Chapter 19
CHAPTER NINETEEN
ASTER
The kitchen was chaos when I came downstairs.
Kol was at the stove, wearing an apron that said "Kiss the Cook" in faded letters, waving a spatula around while he argued with Nolan about the proper way to scramble eggs.
Sawyer sat at the table with a mug of coffee, watching the debate with the faintest hint of amusement in his pale blue eyes.
And Reid was at the counter, slicing bread for toast with the kind of focused precision he brought to everything he did.
They all turned when I appeared in the doorway—four sets of eyes finding me at once, four different expressions that somehow all said the same thing: welcome.
"Morning, sunshine!" Kol's voice was bright and warm, his amber eyes crinkling with genuine delight as he brandished his spatula in my direction.
A bit of egg flew off the end and landed on the floor, which he pretended not to notice.
"Sleep okay? How's the room? Did you rearrange the furniture?
I always rearrange furniture when I move somewhere new. It's a thing."
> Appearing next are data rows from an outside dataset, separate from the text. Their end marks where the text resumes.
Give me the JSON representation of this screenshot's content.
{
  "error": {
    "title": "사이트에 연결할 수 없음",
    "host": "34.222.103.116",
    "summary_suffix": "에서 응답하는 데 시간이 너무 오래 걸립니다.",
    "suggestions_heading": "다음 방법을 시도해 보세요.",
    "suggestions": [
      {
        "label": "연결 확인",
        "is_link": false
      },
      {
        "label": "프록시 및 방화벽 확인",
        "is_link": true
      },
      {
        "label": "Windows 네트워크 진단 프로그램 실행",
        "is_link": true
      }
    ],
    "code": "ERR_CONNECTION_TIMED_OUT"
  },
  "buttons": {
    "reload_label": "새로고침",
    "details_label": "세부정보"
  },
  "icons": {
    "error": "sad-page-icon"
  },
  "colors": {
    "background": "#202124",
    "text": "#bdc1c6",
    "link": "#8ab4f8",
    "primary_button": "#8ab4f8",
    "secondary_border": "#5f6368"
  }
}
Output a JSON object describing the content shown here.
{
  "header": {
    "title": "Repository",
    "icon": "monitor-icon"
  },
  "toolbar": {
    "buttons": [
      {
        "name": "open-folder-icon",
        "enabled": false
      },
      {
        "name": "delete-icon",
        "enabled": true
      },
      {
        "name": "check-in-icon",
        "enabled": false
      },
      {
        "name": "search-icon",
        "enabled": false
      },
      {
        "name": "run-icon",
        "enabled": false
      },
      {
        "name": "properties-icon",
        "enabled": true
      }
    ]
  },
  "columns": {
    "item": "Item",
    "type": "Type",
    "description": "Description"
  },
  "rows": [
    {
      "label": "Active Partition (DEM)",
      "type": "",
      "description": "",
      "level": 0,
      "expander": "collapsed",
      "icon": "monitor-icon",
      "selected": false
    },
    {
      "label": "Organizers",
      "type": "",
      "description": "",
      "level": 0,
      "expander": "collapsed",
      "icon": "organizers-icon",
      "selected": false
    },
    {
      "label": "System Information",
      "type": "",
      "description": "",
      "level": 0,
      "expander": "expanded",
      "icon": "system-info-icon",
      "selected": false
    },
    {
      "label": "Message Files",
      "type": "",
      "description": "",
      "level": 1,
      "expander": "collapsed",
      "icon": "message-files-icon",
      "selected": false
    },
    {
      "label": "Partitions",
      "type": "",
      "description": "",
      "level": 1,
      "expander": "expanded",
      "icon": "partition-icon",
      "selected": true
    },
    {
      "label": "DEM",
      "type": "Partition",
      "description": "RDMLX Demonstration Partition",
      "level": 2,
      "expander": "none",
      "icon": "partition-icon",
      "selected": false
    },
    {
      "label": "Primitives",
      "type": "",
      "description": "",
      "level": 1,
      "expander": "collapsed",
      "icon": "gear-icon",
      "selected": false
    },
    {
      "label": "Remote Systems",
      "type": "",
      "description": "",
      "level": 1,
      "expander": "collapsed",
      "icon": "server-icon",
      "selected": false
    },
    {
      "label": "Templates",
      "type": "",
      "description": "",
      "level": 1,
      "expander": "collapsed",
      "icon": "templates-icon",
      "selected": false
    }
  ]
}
"Kol." Nolan's voice was gentle but pointed, his green eyes flickering between Kol and the stove. He reached past the younger Alpha to turn down the heat under the pan, his freckled face soft with fond exasperation. "You're burning the eggs."
"I am not burning the eggs." Kol turned back to the stove, then made a small sound of dismay as he saw the slightly crispy edges forming.
His honey-blond hair flopped across his forehead as he frantically scraped at the pan.
"Okay, I'm slightly burning the eggs. But they'll still be delicious.
Crispy eggs are a delicacy in some cultures. "
"Name one." Sawyer's voice was a low rumble, dry as dust, but when I glanced at him I caught the slight twitch at the corner of his mouth. His pale blue eyes met mine for just a moment, and something warm flickered in their icy depths before he looked away.
"I don't have to name one, I just have to believe it's true." Kol didn't miss a beat, still working to rescue his eggs. His scent filled the kitchen—orange blossoms and warmth—mixing with the smell of coffee and toast and something that was starting to smell suspiciously like char.
"Coffee?" Reid's voice was soft, and when I turned I found him already holding out a mug, steam curling up toward his weathered face. His dark eyes were warm as they rested on me, his lips curved in a small smile that made my heart do something complicated in my chest.
"Thank you." I wrapped my hands around the ceramic, letting the warmth seep into my palms. Our fingers brushed in the exchange, and I felt the contact all the way to my toes. "You didn't have to—"
"Wanted to." Reid's voice was simple, certain. He reached out and tucked a strand of hair behind my ear, the gesture so casual and intimate that it stole my breath. Then he turned back to his toast like nothing had happened, like touching me was the most natural thing in the world.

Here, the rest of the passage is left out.